Todos eles se beneficiaram da mudança do regulamento da Fifa, feita em meados de 2009, que retirou a idade-limite de 21 anos para que jogadores que já haviam atuado por uma seleção nas categorias de base trocassem de país. Com a alteração, uma proposta cuja autoria e lobby portam a assinatura da Federação Argelina, somente os atletas que já atuaram pela seleção principal não podem mudar de país.

Rejeição em terra natal

Não só a concorrência e a certeza de jogar uma Copa do Mundo explicam a opção destes jogadores. Há também um certo orgulho, oriundo de uma situação social desfavorável aos imigrantes e seus descendentes na França.

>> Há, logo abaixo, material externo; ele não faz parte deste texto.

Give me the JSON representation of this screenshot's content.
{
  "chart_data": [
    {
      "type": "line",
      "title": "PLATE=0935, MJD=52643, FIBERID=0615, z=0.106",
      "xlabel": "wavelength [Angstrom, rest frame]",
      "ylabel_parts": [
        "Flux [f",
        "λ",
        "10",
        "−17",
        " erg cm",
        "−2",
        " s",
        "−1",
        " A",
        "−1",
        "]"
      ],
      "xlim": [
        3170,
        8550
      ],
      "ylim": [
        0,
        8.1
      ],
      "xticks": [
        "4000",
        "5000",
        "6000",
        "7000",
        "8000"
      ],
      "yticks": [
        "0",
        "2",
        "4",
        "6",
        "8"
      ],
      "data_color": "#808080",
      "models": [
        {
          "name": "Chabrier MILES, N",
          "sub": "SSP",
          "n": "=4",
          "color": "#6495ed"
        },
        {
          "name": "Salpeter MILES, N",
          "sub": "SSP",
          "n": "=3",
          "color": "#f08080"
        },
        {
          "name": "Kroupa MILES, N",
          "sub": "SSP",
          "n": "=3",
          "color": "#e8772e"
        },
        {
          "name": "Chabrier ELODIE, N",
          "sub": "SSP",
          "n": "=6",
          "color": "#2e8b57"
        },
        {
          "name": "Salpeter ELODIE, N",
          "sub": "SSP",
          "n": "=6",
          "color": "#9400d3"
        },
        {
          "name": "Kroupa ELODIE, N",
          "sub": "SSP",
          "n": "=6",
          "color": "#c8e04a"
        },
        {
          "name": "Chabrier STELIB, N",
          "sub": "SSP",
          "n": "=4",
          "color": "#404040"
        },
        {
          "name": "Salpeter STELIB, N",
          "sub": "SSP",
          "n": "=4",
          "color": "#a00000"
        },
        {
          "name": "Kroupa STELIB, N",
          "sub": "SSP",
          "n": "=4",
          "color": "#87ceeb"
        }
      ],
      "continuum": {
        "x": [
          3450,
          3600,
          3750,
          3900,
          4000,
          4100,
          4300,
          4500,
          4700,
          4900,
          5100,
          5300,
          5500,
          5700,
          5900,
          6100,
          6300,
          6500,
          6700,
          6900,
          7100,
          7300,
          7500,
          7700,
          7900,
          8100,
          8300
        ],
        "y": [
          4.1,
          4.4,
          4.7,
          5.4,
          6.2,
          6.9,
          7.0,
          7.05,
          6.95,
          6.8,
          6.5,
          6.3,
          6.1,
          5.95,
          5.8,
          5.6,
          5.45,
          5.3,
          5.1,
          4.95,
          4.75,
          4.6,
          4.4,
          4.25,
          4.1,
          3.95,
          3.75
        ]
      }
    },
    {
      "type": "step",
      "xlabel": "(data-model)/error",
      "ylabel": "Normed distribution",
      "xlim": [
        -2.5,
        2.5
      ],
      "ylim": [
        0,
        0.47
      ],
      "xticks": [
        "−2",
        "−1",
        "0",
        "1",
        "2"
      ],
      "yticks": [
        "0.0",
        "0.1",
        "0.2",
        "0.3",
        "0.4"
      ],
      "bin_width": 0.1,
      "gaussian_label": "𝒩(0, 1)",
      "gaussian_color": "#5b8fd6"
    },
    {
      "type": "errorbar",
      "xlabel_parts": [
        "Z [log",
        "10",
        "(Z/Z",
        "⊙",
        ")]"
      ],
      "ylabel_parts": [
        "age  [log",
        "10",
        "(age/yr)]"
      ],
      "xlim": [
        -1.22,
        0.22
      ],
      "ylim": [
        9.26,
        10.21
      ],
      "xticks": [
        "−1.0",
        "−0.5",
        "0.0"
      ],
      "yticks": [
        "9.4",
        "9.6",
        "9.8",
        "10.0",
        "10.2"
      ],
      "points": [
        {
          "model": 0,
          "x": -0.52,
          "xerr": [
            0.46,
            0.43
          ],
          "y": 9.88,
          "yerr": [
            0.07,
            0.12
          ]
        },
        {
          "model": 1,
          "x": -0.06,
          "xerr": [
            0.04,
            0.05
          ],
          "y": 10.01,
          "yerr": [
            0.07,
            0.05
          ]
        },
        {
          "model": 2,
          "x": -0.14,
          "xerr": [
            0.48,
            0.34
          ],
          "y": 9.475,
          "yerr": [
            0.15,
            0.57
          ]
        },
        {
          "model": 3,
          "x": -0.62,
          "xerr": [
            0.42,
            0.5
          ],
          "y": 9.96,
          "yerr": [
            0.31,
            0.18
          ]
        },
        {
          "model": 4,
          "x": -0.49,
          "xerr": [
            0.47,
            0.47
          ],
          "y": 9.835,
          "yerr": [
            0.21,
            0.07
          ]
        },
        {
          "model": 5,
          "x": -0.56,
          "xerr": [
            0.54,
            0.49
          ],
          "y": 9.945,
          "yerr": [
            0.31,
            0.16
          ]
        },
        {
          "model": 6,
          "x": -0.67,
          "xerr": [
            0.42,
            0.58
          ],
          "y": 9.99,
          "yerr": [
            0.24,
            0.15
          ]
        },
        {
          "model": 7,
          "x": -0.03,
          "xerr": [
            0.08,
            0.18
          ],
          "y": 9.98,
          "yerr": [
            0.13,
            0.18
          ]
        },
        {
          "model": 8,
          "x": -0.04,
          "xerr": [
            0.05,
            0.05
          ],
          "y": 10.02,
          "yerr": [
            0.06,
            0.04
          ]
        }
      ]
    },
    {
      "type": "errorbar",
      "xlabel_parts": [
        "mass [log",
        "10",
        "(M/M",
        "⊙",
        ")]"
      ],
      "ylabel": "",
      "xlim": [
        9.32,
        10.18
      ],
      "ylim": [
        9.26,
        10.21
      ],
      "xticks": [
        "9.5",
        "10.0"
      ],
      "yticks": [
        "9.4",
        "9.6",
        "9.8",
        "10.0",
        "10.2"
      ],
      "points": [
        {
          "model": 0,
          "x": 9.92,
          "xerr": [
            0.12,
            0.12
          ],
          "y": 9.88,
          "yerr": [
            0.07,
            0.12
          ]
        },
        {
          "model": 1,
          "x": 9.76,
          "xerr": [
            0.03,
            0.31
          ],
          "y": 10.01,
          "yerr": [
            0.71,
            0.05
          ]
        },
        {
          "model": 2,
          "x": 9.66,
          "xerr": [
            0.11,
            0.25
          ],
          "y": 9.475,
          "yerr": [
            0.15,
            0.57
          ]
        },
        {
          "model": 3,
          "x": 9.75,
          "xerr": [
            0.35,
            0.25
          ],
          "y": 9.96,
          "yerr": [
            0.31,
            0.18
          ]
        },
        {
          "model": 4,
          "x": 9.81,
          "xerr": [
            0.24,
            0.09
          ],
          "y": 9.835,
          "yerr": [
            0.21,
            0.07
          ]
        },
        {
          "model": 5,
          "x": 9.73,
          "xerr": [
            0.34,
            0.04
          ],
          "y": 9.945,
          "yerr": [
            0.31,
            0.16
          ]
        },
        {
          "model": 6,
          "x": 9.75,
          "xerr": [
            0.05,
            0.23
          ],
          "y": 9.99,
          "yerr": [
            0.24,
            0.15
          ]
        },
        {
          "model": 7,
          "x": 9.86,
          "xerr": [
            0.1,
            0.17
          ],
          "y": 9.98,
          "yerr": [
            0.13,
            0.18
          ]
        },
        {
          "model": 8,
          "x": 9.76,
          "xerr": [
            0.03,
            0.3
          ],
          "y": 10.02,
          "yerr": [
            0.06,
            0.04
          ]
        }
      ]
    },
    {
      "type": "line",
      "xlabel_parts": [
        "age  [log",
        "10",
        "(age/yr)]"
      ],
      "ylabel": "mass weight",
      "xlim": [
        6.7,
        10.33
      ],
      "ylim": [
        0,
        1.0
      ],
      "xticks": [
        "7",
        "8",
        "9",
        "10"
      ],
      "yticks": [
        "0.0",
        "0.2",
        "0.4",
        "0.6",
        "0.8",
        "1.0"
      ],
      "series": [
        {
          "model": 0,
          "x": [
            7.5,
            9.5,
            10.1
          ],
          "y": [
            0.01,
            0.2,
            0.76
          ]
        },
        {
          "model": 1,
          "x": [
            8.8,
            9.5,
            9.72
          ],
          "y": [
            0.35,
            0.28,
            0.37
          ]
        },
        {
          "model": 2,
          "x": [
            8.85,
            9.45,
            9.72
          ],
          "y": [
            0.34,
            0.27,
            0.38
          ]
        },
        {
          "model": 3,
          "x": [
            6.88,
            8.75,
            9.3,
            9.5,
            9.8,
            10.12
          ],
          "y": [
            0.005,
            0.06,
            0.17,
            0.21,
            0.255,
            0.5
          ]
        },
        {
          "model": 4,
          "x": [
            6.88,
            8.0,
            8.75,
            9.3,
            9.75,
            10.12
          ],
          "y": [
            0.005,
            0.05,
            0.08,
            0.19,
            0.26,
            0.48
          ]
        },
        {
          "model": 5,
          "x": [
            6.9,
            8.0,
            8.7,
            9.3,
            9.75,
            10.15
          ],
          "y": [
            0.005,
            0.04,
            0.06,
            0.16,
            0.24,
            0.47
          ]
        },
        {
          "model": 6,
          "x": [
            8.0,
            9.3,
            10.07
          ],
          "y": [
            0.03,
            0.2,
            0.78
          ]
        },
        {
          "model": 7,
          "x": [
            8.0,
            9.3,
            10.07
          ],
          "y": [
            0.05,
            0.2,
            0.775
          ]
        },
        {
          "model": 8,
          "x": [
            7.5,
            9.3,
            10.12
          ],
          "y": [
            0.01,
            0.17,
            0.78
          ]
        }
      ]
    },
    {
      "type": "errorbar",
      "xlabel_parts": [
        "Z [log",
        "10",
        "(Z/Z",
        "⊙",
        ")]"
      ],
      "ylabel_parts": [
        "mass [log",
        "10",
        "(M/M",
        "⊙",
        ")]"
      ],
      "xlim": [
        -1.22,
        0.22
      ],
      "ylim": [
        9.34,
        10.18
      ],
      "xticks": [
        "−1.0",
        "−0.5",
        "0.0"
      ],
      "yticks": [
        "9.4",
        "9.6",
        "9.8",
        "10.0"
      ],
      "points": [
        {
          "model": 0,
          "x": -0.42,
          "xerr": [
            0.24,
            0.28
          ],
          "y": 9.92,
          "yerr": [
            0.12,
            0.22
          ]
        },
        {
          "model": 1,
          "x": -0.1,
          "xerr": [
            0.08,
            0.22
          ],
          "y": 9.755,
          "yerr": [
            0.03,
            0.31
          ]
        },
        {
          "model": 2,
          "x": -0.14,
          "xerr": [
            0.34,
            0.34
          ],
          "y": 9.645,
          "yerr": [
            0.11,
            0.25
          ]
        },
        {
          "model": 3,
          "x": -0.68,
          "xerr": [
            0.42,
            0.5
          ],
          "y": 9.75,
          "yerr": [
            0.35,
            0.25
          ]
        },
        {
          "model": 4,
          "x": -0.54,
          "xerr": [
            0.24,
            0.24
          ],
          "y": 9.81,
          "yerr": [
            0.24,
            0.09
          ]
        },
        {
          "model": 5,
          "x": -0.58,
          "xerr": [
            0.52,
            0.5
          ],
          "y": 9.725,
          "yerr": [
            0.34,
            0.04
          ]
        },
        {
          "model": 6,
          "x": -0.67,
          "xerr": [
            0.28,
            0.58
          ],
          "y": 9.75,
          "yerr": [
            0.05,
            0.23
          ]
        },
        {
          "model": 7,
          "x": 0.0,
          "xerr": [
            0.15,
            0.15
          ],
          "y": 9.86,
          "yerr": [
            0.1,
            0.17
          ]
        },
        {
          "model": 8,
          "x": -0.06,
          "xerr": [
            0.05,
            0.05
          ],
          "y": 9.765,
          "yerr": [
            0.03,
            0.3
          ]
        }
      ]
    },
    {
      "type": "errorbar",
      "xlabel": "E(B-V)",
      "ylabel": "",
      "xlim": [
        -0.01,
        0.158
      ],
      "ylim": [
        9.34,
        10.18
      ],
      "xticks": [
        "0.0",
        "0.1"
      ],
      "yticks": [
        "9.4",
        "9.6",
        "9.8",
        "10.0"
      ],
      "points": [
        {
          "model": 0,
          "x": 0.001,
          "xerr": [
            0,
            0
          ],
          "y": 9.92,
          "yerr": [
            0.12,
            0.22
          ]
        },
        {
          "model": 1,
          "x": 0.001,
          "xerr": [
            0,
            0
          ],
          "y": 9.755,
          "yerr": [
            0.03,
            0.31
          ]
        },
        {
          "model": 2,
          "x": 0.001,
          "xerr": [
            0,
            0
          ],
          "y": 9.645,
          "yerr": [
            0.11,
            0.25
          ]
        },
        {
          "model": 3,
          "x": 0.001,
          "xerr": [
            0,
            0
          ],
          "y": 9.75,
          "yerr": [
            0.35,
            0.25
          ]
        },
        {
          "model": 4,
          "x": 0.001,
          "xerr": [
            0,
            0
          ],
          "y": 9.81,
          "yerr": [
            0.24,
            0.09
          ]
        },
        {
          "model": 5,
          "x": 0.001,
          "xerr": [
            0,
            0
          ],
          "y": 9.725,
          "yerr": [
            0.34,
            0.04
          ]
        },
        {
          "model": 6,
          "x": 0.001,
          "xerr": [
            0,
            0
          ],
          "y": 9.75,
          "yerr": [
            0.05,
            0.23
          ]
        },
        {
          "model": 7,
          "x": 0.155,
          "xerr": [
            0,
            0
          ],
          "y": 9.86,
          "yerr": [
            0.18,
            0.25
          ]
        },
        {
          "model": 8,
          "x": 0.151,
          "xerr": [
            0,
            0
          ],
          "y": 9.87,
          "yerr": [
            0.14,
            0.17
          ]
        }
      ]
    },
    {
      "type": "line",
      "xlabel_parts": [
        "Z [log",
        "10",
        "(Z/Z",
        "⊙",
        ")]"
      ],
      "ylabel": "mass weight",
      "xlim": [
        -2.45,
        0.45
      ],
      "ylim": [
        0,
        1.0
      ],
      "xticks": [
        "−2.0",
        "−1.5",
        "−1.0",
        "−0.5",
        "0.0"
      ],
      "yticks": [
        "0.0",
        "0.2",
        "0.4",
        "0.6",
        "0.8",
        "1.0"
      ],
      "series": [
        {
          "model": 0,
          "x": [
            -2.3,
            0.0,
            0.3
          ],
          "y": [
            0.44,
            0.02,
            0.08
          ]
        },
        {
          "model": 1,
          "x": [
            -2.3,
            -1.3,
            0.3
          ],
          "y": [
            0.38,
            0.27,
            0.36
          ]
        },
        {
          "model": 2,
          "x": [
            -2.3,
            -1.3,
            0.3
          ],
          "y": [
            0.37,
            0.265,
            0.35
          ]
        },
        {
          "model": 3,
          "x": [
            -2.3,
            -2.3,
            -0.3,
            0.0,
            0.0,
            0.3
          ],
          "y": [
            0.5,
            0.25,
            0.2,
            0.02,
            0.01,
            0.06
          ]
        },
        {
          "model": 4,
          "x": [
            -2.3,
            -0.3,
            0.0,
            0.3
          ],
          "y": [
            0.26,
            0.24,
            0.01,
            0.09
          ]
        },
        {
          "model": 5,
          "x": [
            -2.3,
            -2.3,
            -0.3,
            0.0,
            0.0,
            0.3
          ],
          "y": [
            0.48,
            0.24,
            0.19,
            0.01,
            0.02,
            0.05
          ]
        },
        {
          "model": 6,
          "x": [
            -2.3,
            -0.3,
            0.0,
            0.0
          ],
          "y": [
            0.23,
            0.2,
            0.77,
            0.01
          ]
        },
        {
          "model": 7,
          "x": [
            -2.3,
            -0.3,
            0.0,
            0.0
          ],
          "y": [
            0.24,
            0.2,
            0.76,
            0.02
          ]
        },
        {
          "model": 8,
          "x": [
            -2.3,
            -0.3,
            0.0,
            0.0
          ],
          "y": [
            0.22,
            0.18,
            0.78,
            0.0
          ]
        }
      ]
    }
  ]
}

No caso da Argélia, a França promoveu a imigração massiva de mão de obra de sua então colônia africana para reconstruir o país após a Segunda Guerra Mundial, terminada em 1945.

Mais de sessenta anos depois, o país vê a terceira geração de descendentes de argelinos, grupo para o qual alguns setores da sociedade francesa portam um olhar diferenciado por conta de sua situação delicada.

Vivendo, na maior parte dos casos, na periferia das grandes cidades, esta terceira geração de argelinos continua a sofrer preconceito por sua origem magrebina, ainda que, perante a justiça, sejam tão franceses quanto um legítimo descendente de Asterix.

Este grupo social sofre um problema de falta de identidade: vivenciam a cultura original de sua família de maneira distorcida, muito por conta da influência dos valores ocidentais modernos, que os induz muitas vezes a considerarem a visão de mundo de seus pais ultrapassada e distante.

Mas tampouco se veem como 100% franceses, dada a exclusão social que muitos sentem na pele.

Talvez por isso, não só Carl Medjani mas seu pai, o argelino que lhe deu a nacionalidade, verteram lágrimas quando souberam da convocação para a Copa do Mundo. “Quando meu pai ficou sabendo da notícia, começou chorar. Logo ele, tão durão, tão orgulhoso de si... Estou pronto a deixar meu sangue no campo pela Argélia”, contou o defensor à imprensa de seu país logo após a confirmação de sua presença no Mundial.